Не корректность, – чуткость на интонацию! Вопрос диктует ответ. На «ничего нет» в лучшем смысле последовало бы: «Как жаль!»

Дающий не спрашивает.)

 

Жестокосердые мои друзья! Если бы вы, вместо того, чтобы угощать меня за чайным столом печеньем, просто дали мне на завтра утром кусочек хлеба...

Но я сама виновата, я слишком смеюсь с людьми.

Кроме того, когда вы выходите, я у вас этот хлеб – краду.

 

Мои покражи в Комиссариате: два великолепных клетчатых блокнота (желтых, лакированных), целая коробка перьев, пузырек английских красных чернил. Ими и пишу.

 

Кривая вывозит, прямая топит.

 

Вместо «Монпленбеж», задумавшись, пишу: «Монплэзир» (Monplaisir – нечто вроде маленького Версаля в XVIII в.).

 

Мое «не хочу» всегда: «не могу». Во мне нет произвола. «Не могу» – и кроткие глаза.

 

Мое «не могу» – некий природный предел, не только мое, – всякое.

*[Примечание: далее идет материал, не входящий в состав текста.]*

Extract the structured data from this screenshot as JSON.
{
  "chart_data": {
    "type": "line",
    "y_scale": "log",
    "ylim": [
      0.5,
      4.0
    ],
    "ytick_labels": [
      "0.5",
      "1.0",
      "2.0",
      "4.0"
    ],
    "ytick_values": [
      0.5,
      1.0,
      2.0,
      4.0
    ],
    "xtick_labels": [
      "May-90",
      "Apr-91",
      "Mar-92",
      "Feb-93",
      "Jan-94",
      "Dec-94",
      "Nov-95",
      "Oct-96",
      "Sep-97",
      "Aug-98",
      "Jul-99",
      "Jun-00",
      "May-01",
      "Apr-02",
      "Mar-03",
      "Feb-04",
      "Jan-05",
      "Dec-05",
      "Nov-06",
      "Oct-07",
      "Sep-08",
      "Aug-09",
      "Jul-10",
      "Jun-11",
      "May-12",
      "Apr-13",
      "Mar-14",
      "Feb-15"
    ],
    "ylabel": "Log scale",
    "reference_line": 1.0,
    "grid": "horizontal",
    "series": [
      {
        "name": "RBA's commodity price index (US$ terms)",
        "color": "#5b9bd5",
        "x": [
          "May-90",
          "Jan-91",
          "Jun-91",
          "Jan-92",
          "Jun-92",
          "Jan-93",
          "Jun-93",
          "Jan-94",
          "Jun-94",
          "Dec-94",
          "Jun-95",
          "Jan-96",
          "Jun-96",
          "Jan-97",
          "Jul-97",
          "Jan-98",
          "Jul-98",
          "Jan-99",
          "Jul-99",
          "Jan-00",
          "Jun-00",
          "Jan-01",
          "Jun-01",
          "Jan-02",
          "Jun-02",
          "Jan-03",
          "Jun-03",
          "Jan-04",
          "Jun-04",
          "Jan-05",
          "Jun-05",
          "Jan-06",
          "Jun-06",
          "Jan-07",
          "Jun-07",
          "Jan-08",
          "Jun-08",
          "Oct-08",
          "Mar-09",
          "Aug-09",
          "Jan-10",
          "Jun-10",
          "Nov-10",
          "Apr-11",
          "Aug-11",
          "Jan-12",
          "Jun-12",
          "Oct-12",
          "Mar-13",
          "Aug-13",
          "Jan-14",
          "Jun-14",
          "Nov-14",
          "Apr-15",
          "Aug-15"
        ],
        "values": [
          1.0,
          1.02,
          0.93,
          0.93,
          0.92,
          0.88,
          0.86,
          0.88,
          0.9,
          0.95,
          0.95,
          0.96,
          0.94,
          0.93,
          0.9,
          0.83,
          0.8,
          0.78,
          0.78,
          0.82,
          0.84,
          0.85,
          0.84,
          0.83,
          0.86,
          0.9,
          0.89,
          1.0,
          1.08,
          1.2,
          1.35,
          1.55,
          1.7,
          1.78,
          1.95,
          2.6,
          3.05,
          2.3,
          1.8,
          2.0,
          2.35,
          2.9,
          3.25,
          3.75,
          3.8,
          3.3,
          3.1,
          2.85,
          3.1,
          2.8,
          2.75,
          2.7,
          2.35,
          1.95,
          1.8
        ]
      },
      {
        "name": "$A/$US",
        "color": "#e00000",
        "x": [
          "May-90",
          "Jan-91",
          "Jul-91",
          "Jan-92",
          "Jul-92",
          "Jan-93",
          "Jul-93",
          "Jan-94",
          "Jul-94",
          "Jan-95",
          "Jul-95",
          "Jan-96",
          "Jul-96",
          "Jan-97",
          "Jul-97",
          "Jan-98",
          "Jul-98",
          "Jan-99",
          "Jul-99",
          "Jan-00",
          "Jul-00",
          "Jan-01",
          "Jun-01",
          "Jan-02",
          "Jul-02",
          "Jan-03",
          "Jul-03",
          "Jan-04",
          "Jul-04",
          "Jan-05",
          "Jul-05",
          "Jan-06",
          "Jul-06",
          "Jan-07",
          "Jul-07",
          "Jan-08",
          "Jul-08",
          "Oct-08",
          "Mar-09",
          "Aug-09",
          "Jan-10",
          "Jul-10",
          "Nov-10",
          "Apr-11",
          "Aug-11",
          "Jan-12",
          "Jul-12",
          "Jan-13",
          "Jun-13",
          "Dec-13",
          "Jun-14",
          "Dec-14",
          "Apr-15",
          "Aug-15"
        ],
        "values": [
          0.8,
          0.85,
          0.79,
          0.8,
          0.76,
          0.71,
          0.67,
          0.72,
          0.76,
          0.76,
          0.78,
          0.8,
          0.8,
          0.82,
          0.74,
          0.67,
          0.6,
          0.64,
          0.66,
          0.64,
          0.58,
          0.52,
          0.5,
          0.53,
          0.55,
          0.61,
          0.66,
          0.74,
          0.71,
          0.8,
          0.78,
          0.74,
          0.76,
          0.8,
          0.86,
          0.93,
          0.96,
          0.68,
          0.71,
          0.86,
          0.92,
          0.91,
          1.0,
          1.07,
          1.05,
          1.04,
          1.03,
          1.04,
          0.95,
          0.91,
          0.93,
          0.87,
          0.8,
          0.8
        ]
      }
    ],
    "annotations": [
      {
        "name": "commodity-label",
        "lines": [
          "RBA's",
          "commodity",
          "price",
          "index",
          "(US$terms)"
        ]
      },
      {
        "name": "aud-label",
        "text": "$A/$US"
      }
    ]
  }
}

В «хочу» нет предела, поэтому нет и в «не хочу».

 

Не хочу – произвол, не могу – необходимость. «Чего моя правая нога захочет...», «Что моя левая нога сможет», – этого нет.

 

Не могу священнее не хочу. Не могу, это все переборотые не хочу, все исправленные попытки хотеть, – это последний итог.

 

Мое «не могу» – это меньше всего немощь. Больше того: это моя главная мощь. Значит, есть что‑то во мне, что вопреки всем моим хотениям (над собой насилиям!) все‑таки не хочет, вопреки моей хотящей воле, направленной против меня, не хочет за всю меня, значит, есть (помимо моей воли!) – «во мне», «мое», «меня», – есть я.

 

Не хочу служить в Красной Армии. Не могу служить в Красной Армии. Первое предпосылает: «Мог бы, да не хочу!» Второе: «Хотел бы, да не могу». Что важнее: не мочь совершать убийства, или не хотеть совершать убийства? В не мочь – вся наша природа, в не хотеть – наша сознательная воля. Если ценить из всей сущности волю – сильнее, конечно: не хочу. Если ценить всю сущность – конечно: не могу.

 

Корни не могу глубже, чем можно учесть. Не могу растет оттуда, откуда и наши могу: все дарования, все откровения, все наши Leistungen[27]: руки, двигающие горы; глаза, зажигающие звезды. Из глубин крови или из глубин духа.

 

Я говорю об исконном не могу, о смертном не могу, о том не могу, ради которого даешь себя на части рвать, о кротком не могу.

 

Утверждаю: не могу, а не не хочу создает героев!

 

Да будет мое не хочу – не могу: великим и последним не хочу всего существа. Будем хотеть самых чудовищных вещей. Ноги, ступайте! Руки, хватайте – чтобы в последнюю минуту: ноги вкопанные, топор – из рук: не могу!

 

Будем начинать с хотения! Перехотим все! «Не могу» без всех испробованных «хочу» – жалкая немощь и, конечно, кончится: могу.

 

– Но если я не только не могу (предать, скажем), если я еще и не хочу мочь? (предать).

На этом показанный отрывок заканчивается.